Source: “Short Sales: Dispelling the Myths,” Freddie Mac (Jan. 13, 2014)

Friday, January 10, 2014

New Mortgage Rules Roll-Out, What Will Be The Impact?

New mortgage rules take effect Friday that set out to protect borrowers against risky lending practices. One of the biggest changes is that borrowers will likely need to show more proof that they can actually afford the mortgage they’re applying for.

Here are two main terms to know from the new rules:

“Ability-to-repay” rule: Mortgage lenders must ensure borrowers can actually afford their loans over the long term. Applicants’ income, assets, savings, and debt against their monthly house payments will be more closely scrutinized. Borrowers likely will need to produce “even more tax records, pay stubs, and bank and investment account information,” USA Today reports.

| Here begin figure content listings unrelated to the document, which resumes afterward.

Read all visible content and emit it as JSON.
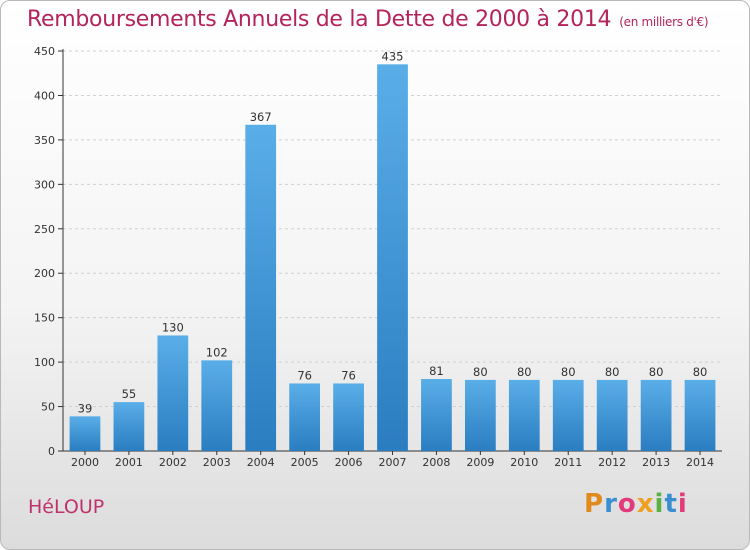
{
  "title": "Remboursements Annuels de la Dette de 2000 à 2014",
  "unit": "(en milliers d'€)",
  "city": "HéLOUP",
  "logo": {
    "text": "Proxiti"
  },
  "colors": {
    "bar_light": "#5aaee8",
    "bar_dark": "#2a7dc0",
    "title": "#b4245c"
  },
  "chart_data": {
    "type": "bar",
    "title": "Remboursements Annuels de la Dette de 2000 à 2014",
    "subtitle": "(en milliers d'€)",
    "categories": [
      "2000",
      "2001",
      "2002",
      "2003",
      "2004",
      "2005",
      "2006",
      "2007",
      "2008",
      "2009",
      "2010",
      "2011",
      "2012",
      "2013",
      "2014"
    ],
    "values": [
      39,
      55,
      130,
      102,
      367,
      76,
      76,
      435,
      81,
      80,
      80,
      80,
      80,
      80,
      80
    ],
    "ylim": [
      0,
      450
    ],
    "yticks": [
      0,
      50,
      100,
      150,
      200,
      250,
      300,
      350,
      400,
      450
    ],
    "grid": true,
    "legend": "none"
  }
}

Qualified Mortgage: Borrowers who meet the ability-to-repay requirements will likely be eligible for a QM. QM loans must meet at least some of the following guidelines: They cannot contain risky features, such as terms that exceed 30 years or interest-only payments; carry more than 3 percent in upfront points and fees for loans above $100,000; or push a borrowers’ total debt above 43 percent of their monthly income unless the loan qualifies to be backed by Fannie Mae, Freddie Mac, the FHA, or a small lender.

Lenders can still issue loans outside of the QM guidelines, but lenders will have to do so realizing they’ll have less protections against future lawsuits.

The Consumer Financial Protection Bureau estimates that about 92 percent of mortgages currently meet QM requirements.

Still, the real estate and mortgage industry, the CFPB, and others will watch implementation of the new rules closely to determine whether they make it more difficult for borrowers to qualify for mortgages.

The new rules may make it more difficult for borrowers who have fluctuating incomes or self-employed individuals to validate their incomes, according to Goldman Sachs. The 43 percent debt standard also may prove a hurdle for some borrowers who find they can’t qualify for the loan they need to buy the house they want, and some borrowers may find they need larger down payments to keep within that 43 percent rule.

The new rules may also cause some delays in lending, at least initially, says Keith Gumbinger, mortgage expert with HSH Associates.

"It'll be a muddy mess until the rules settle in," Gumbinger says.